Monthly Archives: December 2011

The future of e-book formats

An article with some interesting thoughts: “Will There Ever Be A Universal, MP3-Like Standard For E-Books?”

Personally, I’d say PDF (not Epub) is to e-books what MP3 is to music files: A widely adopted, universally recognized format that no one’s entirely happy with but satisfies most people’s needs.

Undocumented “open” formats

Recently I learned that I can’t upgrade to a current version of Finale Allegro, a music entry program, except by getting the very expensive full version or taking a step downward to PrintMusic. Since I don’t want to lose all my files when some “upgrade” makes Allegro stop working, I’ve been looking for alternatives. MuseScore has its attractions; it’s open source, powerful, and generally well regarded. But I ran across this discussion on the MuseScore forum, which has me just a bit worried. According to “Thomas,” whose user ID is 1 and so probably speaks with authority, “As the MuseScore format is still being shaped on a daily basis, we haven’t put any effort yet to create a schema.”

This doesn’t encourage me to use MuseScore. Even though it’s an “open” application, its format isn’t open in any meaningful sense. You can download the code and reverse-engineer it, of course, but it’s going to change in the next version. While I’m sure the developers will try not to break files created with earlier versions, there’s no guarantee they’ll succeed, and they’re likely to be especially careless about compatibility with files that are more than a few versions old.

You can export files to MusicXML, which is standardized, but in trying this out I came upon a disturbing bug. If I edit the file and save the changes, they’re saved not to the .xml file but to a .mcsz file, MuseScore’s native format. If there’s already an older file with that name, it gets overwritten without warning.

The dichotomy between “open” and “proprietary” formats is the wrong one. There are many formats which are trademarked by a business and their documentation copyrighted, but if the documentation is public and the format not encumbered by patents, anyone can use it. Formats which are created by open-source code but are undocumented and subject to change might are effectively closed formats.

This post grew, in part, from my thoughts on avoiding data loss due to format obsolescence, which is this topic of this week’s post on Files That Last.

The HTML5 “sarcasm” tag

In the November 5 Editor’s Draft of HTML5: A vocabulary and associated APIs for HTML and XHTML, there is a curious reference to the “sarcasm” tag. The “in body” insertion mode

When the user agent is to apply the rules for the “in body” insertion mode, the user agent must handle the token as follows:

An end tag whose tag name is “sarcasm”

Take a deep breath, then act as described in the “any other end tag” entry below.

This is the only reference to the tag, so I guess only the closing </sarcasm> tag is allowed, not the opening <sarcasm> tag.

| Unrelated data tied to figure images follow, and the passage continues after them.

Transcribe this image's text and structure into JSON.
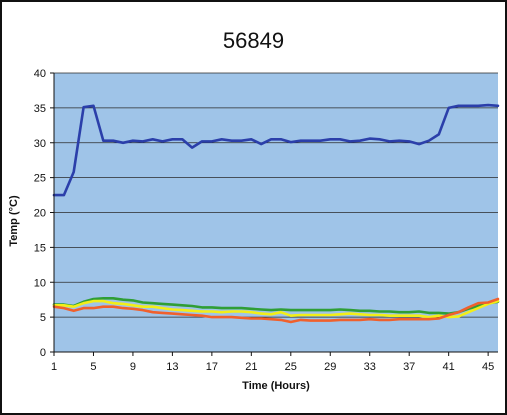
{
  "chart_data": {
    "type": "line",
    "title": "56849",
    "xlabel": "Time (Hours)",
    "ylabel": "Temp (°C)",
    "ylim": [
      0,
      40
    ],
    "xlim": [
      1,
      46
    ],
    "yticks": [
      "0",
      "5",
      "10",
      "15",
      "20",
      "25",
      "30",
      "35",
      "40"
    ],
    "xticks": [
      "1",
      "5",
      "9",
      "13",
      "17",
      "21",
      "25",
      "29",
      "33",
      "37",
      "41",
      "45"
    ],
    "grid": true,
    "legend": "none",
    "plot_background": "#9fc4e8",
    "x": [
      1,
      2,
      3,
      4,
      5,
      6,
      7,
      8,
      9,
      10,
      11,
      12,
      13,
      14,
      15,
      16,
      17,
      18,
      19,
      20,
      21,
      22,
      23,
      24,
      25,
      26,
      27,
      28,
      29,
      30,
      31,
      32,
      33,
      34,
      35,
      36,
      37,
      38,
      39,
      40,
      41,
      42,
      43,
      44,
      45,
      46
    ],
    "series": [
      {
        "color": "#2b3faa",
        "values": [
          22.5,
          22.5,
          25.8,
          35.1,
          35.3,
          30.3,
          30.3,
          30.0,
          30.3,
          30.2,
          30.5,
          30.2,
          30.5,
          30.5,
          29.3,
          30.2,
          30.2,
          30.5,
          30.3,
          30.3,
          30.5,
          29.8,
          30.5,
          30.5,
          30.1,
          30.3,
          30.3,
          30.3,
          30.5,
          30.5,
          30.2,
          30.3,
          30.6,
          30.5,
          30.2,
          30.3,
          30.2,
          29.8,
          30.3,
          31.2,
          35.0,
          35.3,
          35.3,
          35.3,
          35.4,
          35.3
        ]
      },
      {
        "color": "#2f9e35",
        "values": [
          6.8,
          6.8,
          6.6,
          7.2,
          7.6,
          7.7,
          7.7,
          7.5,
          7.4,
          7.1,
          7.0,
          6.9,
          6.8,
          6.7,
          6.6,
          6.4,
          6.4,
          6.3,
          6.3,
          6.3,
          6.2,
          6.1,
          6.0,
          6.1,
          6.0,
          6.0,
          6.0,
          6.0,
          6.0,
          6.1,
          6.0,
          5.9,
          5.9,
          5.8,
          5.8,
          5.7,
          5.7,
          5.8,
          5.6,
          5.6,
          5.5,
          5.7,
          6.2,
          6.6,
          7.0,
          7.2
        ]
      },
      {
        "color": "#f2ee18",
        "values": [
          6.7,
          6.7,
          6.5,
          7.0,
          7.3,
          7.3,
          7.0,
          6.9,
          6.7,
          6.5,
          6.5,
          6.3,
          6.1,
          6.0,
          5.9,
          5.8,
          5.8,
          5.7,
          5.8,
          5.8,
          5.7,
          5.5,
          5.4,
          5.7,
          5.2,
          5.3,
          5.3,
          5.3,
          5.3,
          5.4,
          5.5,
          5.4,
          5.3,
          5.3,
          5.2,
          5.2,
          5.2,
          5.2,
          5.0,
          5.2,
          5.0,
          5.1,
          5.7,
          6.3,
          6.9,
          7.3
        ]
      },
      {
        "color": "#f0602c",
        "values": [
          6.5,
          6.3,
          5.9,
          6.3,
          6.3,
          6.5,
          6.5,
          6.3,
          6.2,
          6.0,
          5.7,
          5.6,
          5.5,
          5.4,
          5.3,
          5.2,
          5.0,
          5.0,
          5.0,
          4.9,
          4.8,
          4.8,
          4.7,
          4.6,
          4.3,
          4.6,
          4.5,
          4.5,
          4.5,
          4.6,
          4.6,
          4.6,
          4.7,
          4.6,
          4.6,
          4.7,
          4.7,
          4.7,
          4.7,
          4.8,
          5.3,
          5.7,
          6.4,
          7.0,
          7.1,
          7.6
        ]
      }
    ]
  }
}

Perhaps this was a test to see if anyone’s actually reading?

The email jungle

In researching tomorrow’s post on email preservation on Files That Last, I came to appreciate more thoroughly how messy email formats are. RFC 4155, which defines “the ‘default’ mbox database format” (their quotes around “default”) and application/mbox MIME type, tells us that “The mbox database format is not documented in an authoritative specification, but instead exists as a well-known output format that is anecdotally documented, or which is only authoritatively documented for a specific platform or tool.”

Some versions may have eight-bit character data with the character encoding not explicitly specified, and possibly varying from one file creator to another. The format of email addresses isn’t specified. A short page on, referenced from RFC 4155, discusses some of the variants, including mboxo, mboxrd, mboxc1, and mboxc12. The differences may appear minor, but they’re sufficient that a parser that assumes one of the variants can fail when it encounters the others.

Then there’s the encoding issue. Most of the world has settled on MIME by now, but older archives (and perhaps some recent ones) may contain messages encoded with uuencode, BinHex, or Apple Single. The last two are found mostly with mail that was sent from Macintosh clients, but uuencode was once widely used — and poorly standardized.

An alternative email archiving format is the CERP XML schema. This looks at a glance as if it provides better structuring than MBOX, but it isn’t as widely supported.

Update: The FTL post is now available at “You HAD mail.”